Internal path (today): packages/mcp-server/
License (on publish): MIT

Contents:

  • src/index.ts — MCP server entrypoint (stdio transport)
  • src/tools.ts — 6 tool handlers + JSON-schema definitions
  • README.md — install + Claude Desktop config example

benchlytix-incumbent-scorer Audit on request

The canonical 4-pillar Public-Evidence Proxy scorer (v1.0) used to rank Salesforce Agentforce, ServiceNow Now Assist, Microsoft Copilot Studio, and the rest of the enterprise vendor cohort. Pure function — no I/O, no LLM calls, deterministic output.
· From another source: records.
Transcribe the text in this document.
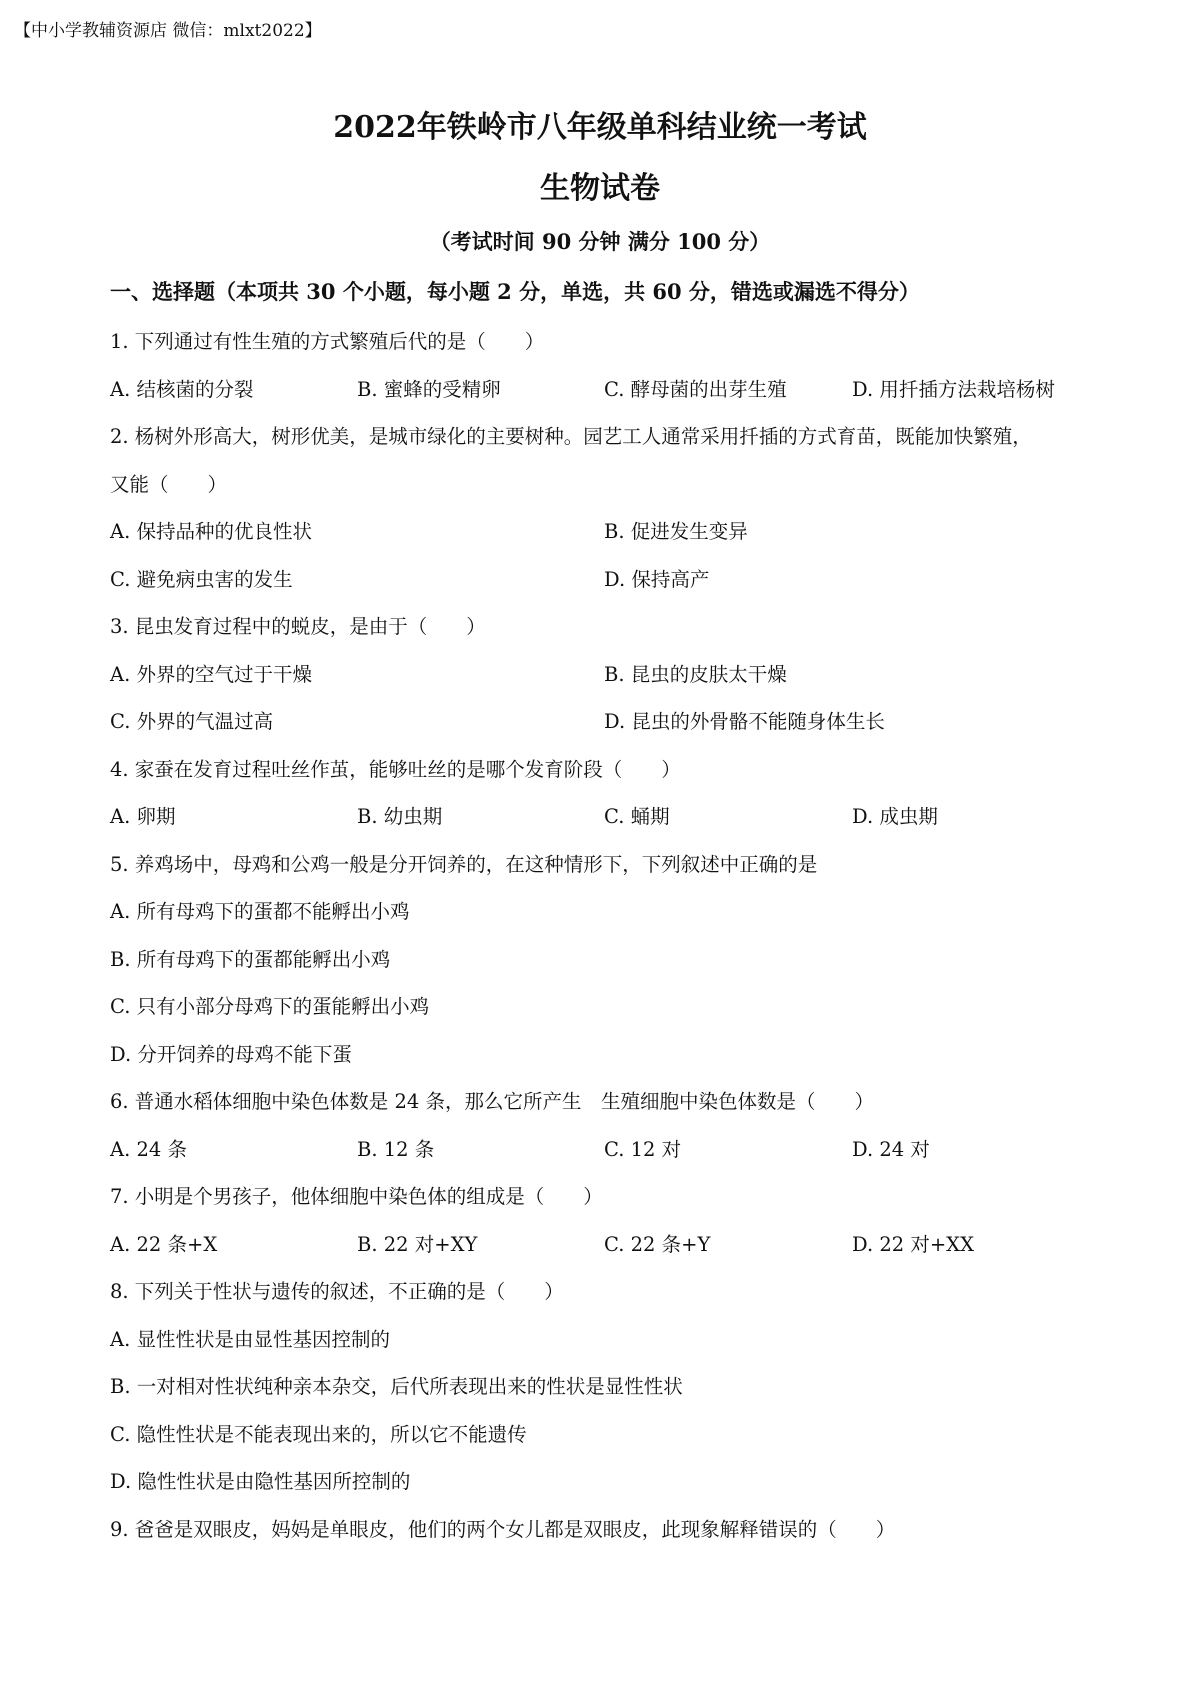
【中小学教辅资源店 微信：mlxt2022】
2022年铁岭市八年级单科结业统一考试
生物试卷
（考试时间 90 分钟 满分 100 分）
一、选择题（本项共 30 个小题，每小题 2 分，单选，共 60 分，错选或漏选不得分）
1. 下列通过有性生殖的方式繁殖后代的是（　　）
A. 结核菌的分裂	B. 蜜蜂的受精卵	C. 酵母菌的出芽生殖	D. 用扦插方法栽培杨树
2. 杨树外形高大，树形优美，是城市绿化的主要树种。园艺工人通常采用扦插的方式育苗，既能加快繁殖，
又能（　　）
A. 保持品种的优良性状	B. 促进发生变异
C. 避免病虫害的发生	D. 保持高产
3. 昆虫发育过程中的蜕皮，是由于（　　）
A. 外界的空气过于干燥	B. 昆虫的皮肤太干燥
C. 外界的气温过高	D. 昆虫的外骨骼不能随身体生长
4. 家蚕在发育过程吐丝作茧，能够吐丝的是哪个发育阶段（　　）
A. 卵期	B. 幼虫期	C. 蛹期	D. 成虫期
5. 养鸡场中，母鸡和公鸡一般是分开饲养的，在这种情形下，下列叙述中正确的是
A. 所有母鸡下的蛋都不能孵出小鸡
B. 所有母鸡下的蛋都能孵出小鸡
C. 只有小部分母鸡下的蛋能孵出小鸡
D. 分开饲养的母鸡不能下蛋
6. 普通水稻体细胞中染色体数是 24 条，那么它所产生　生殖细胞中染色体数是（　　）
A. 24 条	B. 12 条	C. 12 对	D. 24 对
7. 小明是个男孩子，他体细胞中染色体的组成是（　　）
A. 22 条+X	B. 22 对+XY	C. 22 条+Y	D. 22 对+XX
8. 下列关于性状与遗传的叙述，不正确的是（　　）
A. 显性性状是由显性基因控制的
B. 一对相对性状纯种亲本杂交，后代所表现出来的性状是显性性状
C. 隐性性状是不能表现出来的，所以它不能遗传
D. 隐性性状是由隐性基因所控制的
9. 爸爸是双眼皮，妈妈是单眼皮，他们的两个女儿都是双眼皮，此现象解释错误的（　　）
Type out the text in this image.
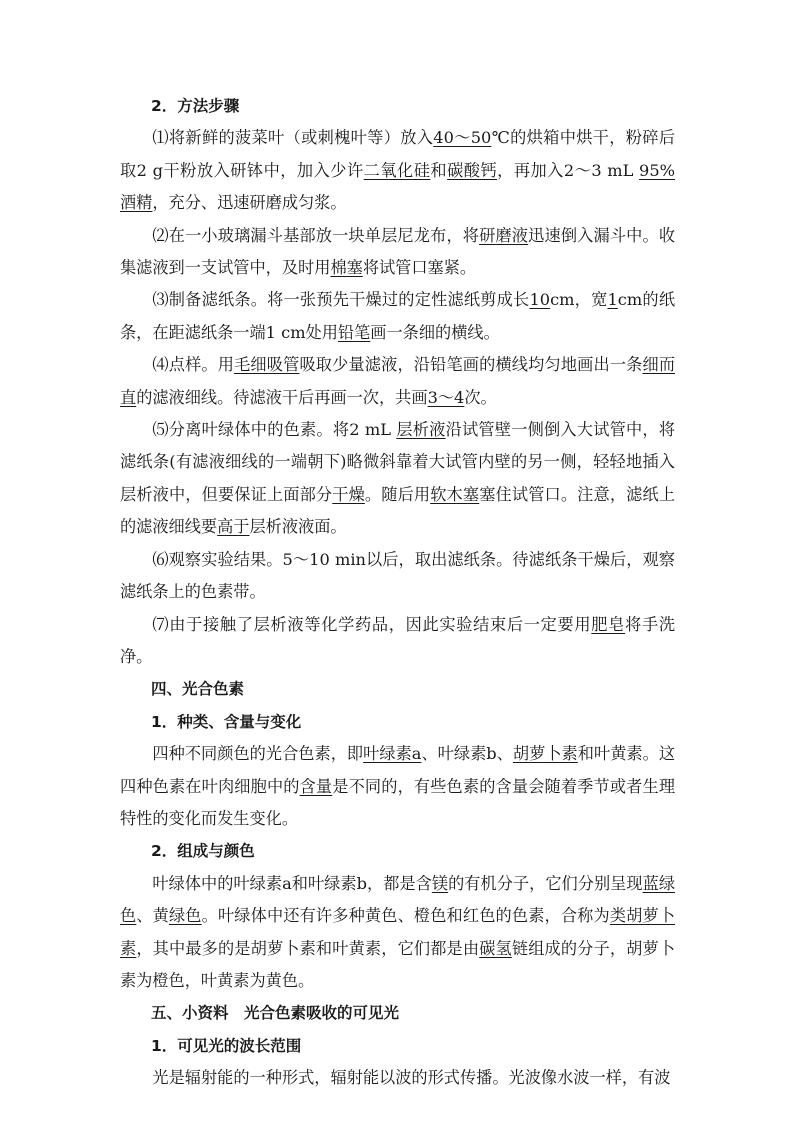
2．方法步骤

⑴将新鲜的菠菜叶（或刺槐叶等）放入40～50℃的烘箱中烘干，粉碎后取2 g干粉放入研钵中，加入少许二氧化硅和碳酸钙，再加入2～3 mL 95%酒精，充分、迅速研磨成匀浆。

⑵在一小玻璃漏斗基部放一块单层尼龙布，将研磨液迅速倒入漏斗中。收集滤液到一支试管中，及时用棉塞将试管口塞紧。

⑶制备滤纸条。将一张预先干燥过的定性滤纸剪成长10cm，宽1cm的纸条，在距滤纸条一端1 cm处用铅笔画一条细的横线。

⑷点样。用毛细吸管吸取少量滤液，沿铅笔画的横线均匀地画出一条细而直的滤液细线。待滤液干后再画一次，共画3～4次。

⑸分离叶绿体中的色素。将2 mL 层析液沿试管壁一侧倒入大试管中，将滤纸条(有滤液细线的一端朝下)略微斜靠着大试管内壁的另一侧，轻轻地插入层析液中，但要保证上面部分干燥。随后用软木塞塞住试管口。注意，滤纸上的滤液细线要高于层析液液面。

⑹观察实验结果。5～10 min以后，取出滤纸条。待滤纸条干燥后，观察滤纸条上的色素带。

⑺由于接触了层析液等化学药品，因此实验结束后一定要用肥皂将手洗净。

四、光合色素

1．种类、含量与变化

四种不同颜色的光合色素，即叶绿素a、叶绿素b、胡萝卜素和叶黄素。这四种色素在叶肉细胞中的含量是不同的，有些色素的含量会随着季节或者生理特性的变化而发生变化。

2．组成与颜色

叶绿体中的叶绿素a和叶绿素b，都是含镁的有机分子，它们分别呈现蓝绿色、黄绿色。叶绿体中还有许多种黄色、橙色和红色的色素，合称为类胡萝卜素，其中最多的是胡萝卜素和叶黄素，它们都是由碳氢链组成的分子，胡萝卜素为橙色，叶黄素为黄色。

五、小资料　光合色素吸收的可见光

1．可见光的波长范围

光是辐射能的一种形式，辐射能以波的形式传播。光波像水波一样，有波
Internal path (today): lib/incumbent/
License (on publish): MIT

Contents:

  • canonical-scorer.ts — pure function applying the rubric
  • types.ts — VendorEvidence shape (one field per addendum sub-component)
  • evidence/ — per-vendor evidence objects with citation URLs
  • README.md — boundary-case policies + calibration baseline

How to audit the scorer today

The canonical incumbent scorer (v1.0) is pure-function and stable. Until the public repo is live, audit access is available on request:

  1. Email legal@benchlytix.com with the subject "Source audit request — incumbent scorer".
  2. Identify yourself (vendor name + your role, or buyer organization). NDA is mutual and non-burdensome.
  3. We share the scorer source + per-vendor evidence files within 5 business days. The methodology page (/docs/incumbent-methodology) maps every line of code to a published rubric row, so review is a few hours of reading rather than reverse-engineering.

How to verify a score against your own data

For incumbent vendors specifically — even before the repo is public, you can replicate our scoring locally:

  1. Read the rubric at /docs/incumbent-methodology. Every sub-component, point cap, and pillar formula is listed with the exact wording used in the scorer's code comments.
  2. Score yourself against each sub-component using only the publicly available documentation we cite on your profile (link: /agents/<your-slug>, "Evidence" section).
  3. Apply the composite formula: ROUND((R + L + C + S) / 325 * 79). Result should match the published score within ±1 (rounding).
  4. If your manual reproduction differs from our published score by more than ±1, file a factual dispute (Section B of the vendor response template) — that's a real bug we want to fix.

Publication timeline

We are not committing to a public repo date because the extraction work is not the bottleneck — the bottleneck is the review pass to make sure no internal references (cron URLs, operator email addresses, internal ticket links) leak into the OSS bundle. Repos publish when that review is complete. Status and progress are tracked in this page; the next update lands when the first repo (incumbent-scorer) ships.

Public API alongside

The public API is a separate, parallel transparency lever — a verified buyer can fetch any agent's published score without running our code. The API and the open-source scorer serve different audiences (integrators vs auditors) and ship on independent timelines.